El sargazo es un alga parda que flota libremente en el océano. A diferencia de la mayoría de las algas, no crece adherida al fondo: forma masas que se desplazan con las corrientes y el viento. En mar abierto cumple una función ecológica valiosa, al servir de refugio y zona de crianza para peces, tortugas y crustáceos.
El problema aparece cuando esas masas encallan en la orilla en volúmenes grandes: al descomponerse liberan gases de olor desagradable, decoloran el agua y afectan a la fauna costera.
Cuándo llega
El arribo tiene un patrón estacional razonablemente consistente. Los meses de mayor afectación se concentran aproximadamente entre abril y agosto, con el pico habitual entre mayo y julio. De noviembre a marzo la incidencia suele ser considerablemente menor.
Dicho esto, la variabilidad entre años es alta: hay temporadas con recales masivos y otras notablemente tranquilas. Y dentro de una misma temporada, el panorama puede cambiar de una semana a otra según la dirección del viento.
Por qué una playa está limpia y la de al lado no
Esta es la parte que sorprende a quien llega. El sargazo no cubre la costa de forma uniforme: depende de la orientación de cada playa respecto a la corriente, de la presencia de arrecifes que actúan como barrera natural y de la configuración de bahías y penínsulas.
Por eso hay zonas que se ven afectadas con frecuencia mientras que otras, protegidas por su orientación, se mantienen despejadas casi todo el año.
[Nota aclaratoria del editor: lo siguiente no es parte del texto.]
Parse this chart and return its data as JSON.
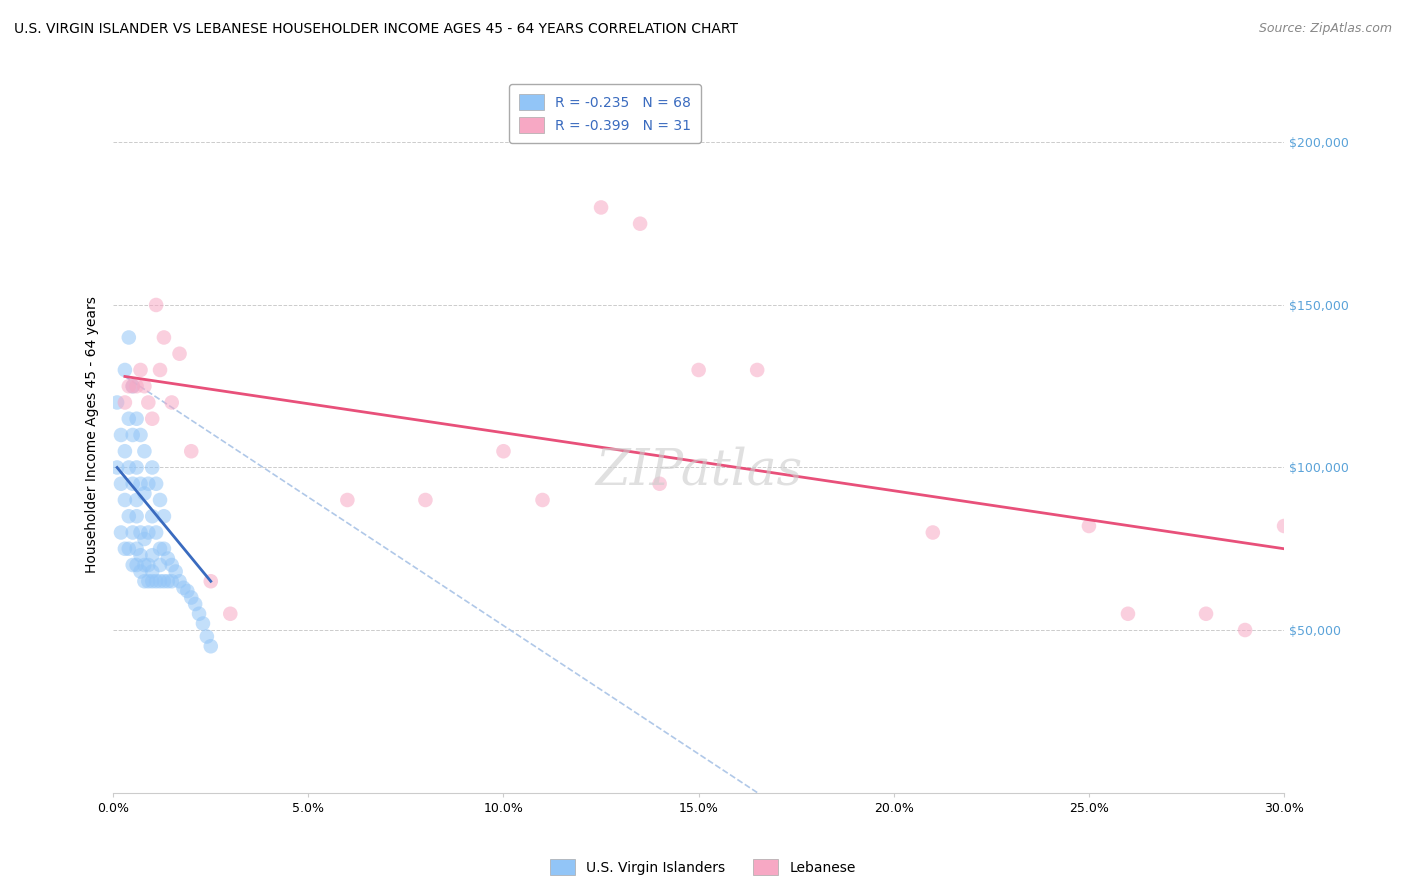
{
  "title": "U.S. VIRGIN ISLANDER VS LEBANESE HOUSEHOLDER INCOME AGES 45 - 64 YEARS CORRELATION CHART",
  "source": "Source: ZipAtlas.com",
  "ylabel": "Householder Income Ages 45 - 64 years",
  "xlabel_ticks": [
    "0.0%",
    "5.0%",
    "10.0%",
    "15.0%",
    "20.0%",
    "25.0%",
    "30.0%"
  ],
  "xlabel_vals": [
    0.0,
    0.05,
    0.1,
    0.15,
    0.2,
    0.25,
    0.3
  ],
  "ytick_labels": [
    "$50,000",
    "$100,000",
    "$150,000",
    "$200,000"
  ],
  "ytick_vals": [
    50000,
    100000,
    150000,
    200000
  ],
  "xlim": [
    0.0,
    0.3
  ],
  "ylim": [
    0,
    220000
  ],
  "blue_color": "#92c5f7",
  "pink_color": "#f7a8c4",
  "blue_line_color": "#3a6bbf",
  "pink_line_color": "#e8507a",
  "dashed_line_color": "#b0c8e8",
  "watermark": "ZIPatlas",
  "legend_r_blue": "R = -0.235",
  "legend_n_blue": "N = 68",
  "legend_r_pink": "R = -0.399",
  "legend_n_pink": "N = 31",
  "legend_label_blue": "U.S. Virgin Islanders",
  "legend_label_pink": "Lebanese",
  "blue_scatter_x": [
    0.001,
    0.001,
    0.002,
    0.002,
    0.002,
    0.003,
    0.003,
    0.003,
    0.003,
    0.004,
    0.004,
    0.004,
    0.004,
    0.004,
    0.005,
    0.005,
    0.005,
    0.005,
    0.005,
    0.006,
    0.006,
    0.006,
    0.006,
    0.006,
    0.006,
    0.007,
    0.007,
    0.007,
    0.007,
    0.007,
    0.008,
    0.008,
    0.008,
    0.008,
    0.008,
    0.009,
    0.009,
    0.009,
    0.009,
    0.01,
    0.01,
    0.01,
    0.01,
    0.01,
    0.011,
    0.011,
    0.011,
    0.012,
    0.012,
    0.012,
    0.012,
    0.013,
    0.013,
    0.013,
    0.014,
    0.014,
    0.015,
    0.015,
    0.016,
    0.017,
    0.018,
    0.019,
    0.02,
    0.021,
    0.022,
    0.023,
    0.024,
    0.025
  ],
  "blue_scatter_y": [
    100000,
    120000,
    80000,
    95000,
    110000,
    75000,
    90000,
    105000,
    130000,
    85000,
    100000,
    115000,
    75000,
    140000,
    80000,
    95000,
    110000,
    70000,
    125000,
    85000,
    100000,
    115000,
    70000,
    75000,
    90000,
    80000,
    95000,
    110000,
    68000,
    73000,
    78000,
    92000,
    105000,
    65000,
    70000,
    80000,
    95000,
    65000,
    70000,
    85000,
    100000,
    65000,
    68000,
    73000,
    80000,
    95000,
    65000,
    75000,
    90000,
    65000,
    70000,
    75000,
    85000,
    65000,
    72000,
    65000,
    70000,
    65000,
    68000,
    65000,
    63000,
    62000,
    60000,
    58000,
    55000,
    52000,
    48000,
    45000
  ],
  "pink_scatter_x": [
    0.003,
    0.004,
    0.005,
    0.006,
    0.007,
    0.008,
    0.009,
    0.01,
    0.011,
    0.012,
    0.013,
    0.015,
    0.017,
    0.02,
    0.025,
    0.03,
    0.06,
    0.08,
    0.1,
    0.11,
    0.125,
    0.135,
    0.15,
    0.165,
    0.21,
    0.25,
    0.26,
    0.28,
    0.29,
    0.3,
    0.14
  ],
  "pink_scatter_y": [
    120000,
    125000,
    125000,
    125000,
    130000,
    125000,
    120000,
    115000,
    150000,
    130000,
    140000,
    120000,
    135000,
    105000,
    65000,
    55000,
    90000,
    90000,
    105000,
    90000,
    180000,
    175000,
    130000,
    130000,
    80000,
    82000,
    55000,
    55000,
    50000,
    82000,
    95000
  ],
  "blue_line_x": [
    0.001,
    0.025
  ],
  "blue_line_y": [
    100000,
    65000
  ],
  "pink_line_x": [
    0.003,
    0.3
  ],
  "pink_line_y": [
    128000,
    75000
  ],
  "dashed_line_x": [
    0.003,
    0.165
  ],
  "dashed_line_y": [
    128000,
    0
  ],
  "title_fontsize": 10,
  "source_fontsize": 9,
  "ylabel_fontsize": 10,
  "tick_fontsize": 9,
  "legend_fontsize": 10,
  "watermark_fontsize": 36,
  "scatter_size": 110,
  "scatter_alpha": 0.55,
  "background_color": "#ffffff",
  "grid_color": "#cccccc"
}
Las playas resguardadas del oleaje directo del Caribe suelen llevar la mejor parte.
Qué se hace al respecto
La respuesta combina recolección en playa, barreras flotantes instaladas frente a ciertos tramos y embarcaciones que interceptan las masas antes de que lleguen a la orilla. Muchos hoteles mantienen además cuadrillas propias de limpieza diaria.
La eficacia varía: en un recale moderado la limpieza mantiene la playa en buenas condiciones; en un arribo masivo, la capacidad de recolección se ve rebasada.
Cómo consultarlo antes de viajar
Existen monitoreos públicos que publican el estado de las playas de Quintana Roo con mapas actualizados por color. Son la referencia más práctica para hacerse una idea realista de la situación en fechas próximas.
Dos recomendaciones adicionales. Primero: preguntar directamente al hotel por el estado de su tramo, no por el de la zona en general. Segundo: desconfiar de cualquier fuente que asegure que el sargazo nunca es un problema en determinado lugar. Es un fenómeno natural y variable, y la información honesta al respecto es más útil que la promesa de que no existe.
Y una alternativa que no depende del mar
Los cenotes, las zonas arqueológicas y los parques de la región son ajenos por completo al fenómeno: el sargazo es marino y no afecta al sistema de agua dulce subterránea. En una temporada de recale alto, reorganizar el itinerario hacia esas actividades resuelve buena parte del problema.